Analyzing time-dependent rock-concrete interaction: A solution for non-circular tunnels

Abstract

Many researchers have explored the complex time-dependent behavior of rock-concrete interaction in lined tunnels. However, for non-circular tunnel configurations, no analytical solution has been proposed yet. The presence of varying curvature along tunnel boundaries in non-circular tunnels leads to diverse effects on stress and strain components in both the lining and surrounding mass over time. As time progresses, the accuracy of stress and strain assessment significantly decreases, especially at boundaries with high curvature, even when fine grid mesh sizes are used in numerical models. To address these challenges, a novel time-dependent analytical solution in plane strain is introduced for evaluating induced stress and strain fields around a lined noncircular tunnel subjected to non-hydrostatic in situ stress. The solution, developed using the complex variable method by Muskhelishvili and conformal mapping functions, results in a system of first-order linear differential equations.

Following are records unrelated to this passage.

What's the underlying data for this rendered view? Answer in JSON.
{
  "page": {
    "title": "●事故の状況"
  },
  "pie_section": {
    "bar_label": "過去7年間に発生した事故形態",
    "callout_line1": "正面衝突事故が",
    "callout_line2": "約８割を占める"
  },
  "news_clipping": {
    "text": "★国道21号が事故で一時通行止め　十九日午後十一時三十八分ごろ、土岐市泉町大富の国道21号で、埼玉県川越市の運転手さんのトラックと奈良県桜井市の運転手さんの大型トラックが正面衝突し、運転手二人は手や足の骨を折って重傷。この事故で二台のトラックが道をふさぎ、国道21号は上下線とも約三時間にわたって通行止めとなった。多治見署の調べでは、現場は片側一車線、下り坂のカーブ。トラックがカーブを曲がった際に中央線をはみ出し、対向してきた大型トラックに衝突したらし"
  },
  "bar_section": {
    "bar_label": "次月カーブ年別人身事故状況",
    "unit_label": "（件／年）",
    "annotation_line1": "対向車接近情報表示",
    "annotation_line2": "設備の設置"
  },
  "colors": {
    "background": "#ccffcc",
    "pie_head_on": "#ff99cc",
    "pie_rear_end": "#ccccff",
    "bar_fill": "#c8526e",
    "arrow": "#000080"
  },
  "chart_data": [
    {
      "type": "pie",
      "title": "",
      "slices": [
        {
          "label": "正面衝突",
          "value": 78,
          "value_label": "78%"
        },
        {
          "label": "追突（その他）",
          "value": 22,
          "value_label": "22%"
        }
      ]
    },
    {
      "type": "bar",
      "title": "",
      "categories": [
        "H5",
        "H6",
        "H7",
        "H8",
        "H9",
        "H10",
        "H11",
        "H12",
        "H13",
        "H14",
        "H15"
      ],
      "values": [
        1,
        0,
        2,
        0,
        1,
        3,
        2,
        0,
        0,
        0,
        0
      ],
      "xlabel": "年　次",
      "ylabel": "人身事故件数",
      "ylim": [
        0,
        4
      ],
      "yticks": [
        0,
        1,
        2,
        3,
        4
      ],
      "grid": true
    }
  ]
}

This approach was validated using COMSOL finite element software, demonstrating a substantial reduction in stress evaluation errors and time consumed compared to the software. Finally, a sensitivity analysis on Burgers model parameters performed, which revealed different effects on stress induced around tunnels in short and longterm. Notably, this solution is applicable to tunnels of any shape and compatible with various linear viscoelastic constitutive models for rock masses.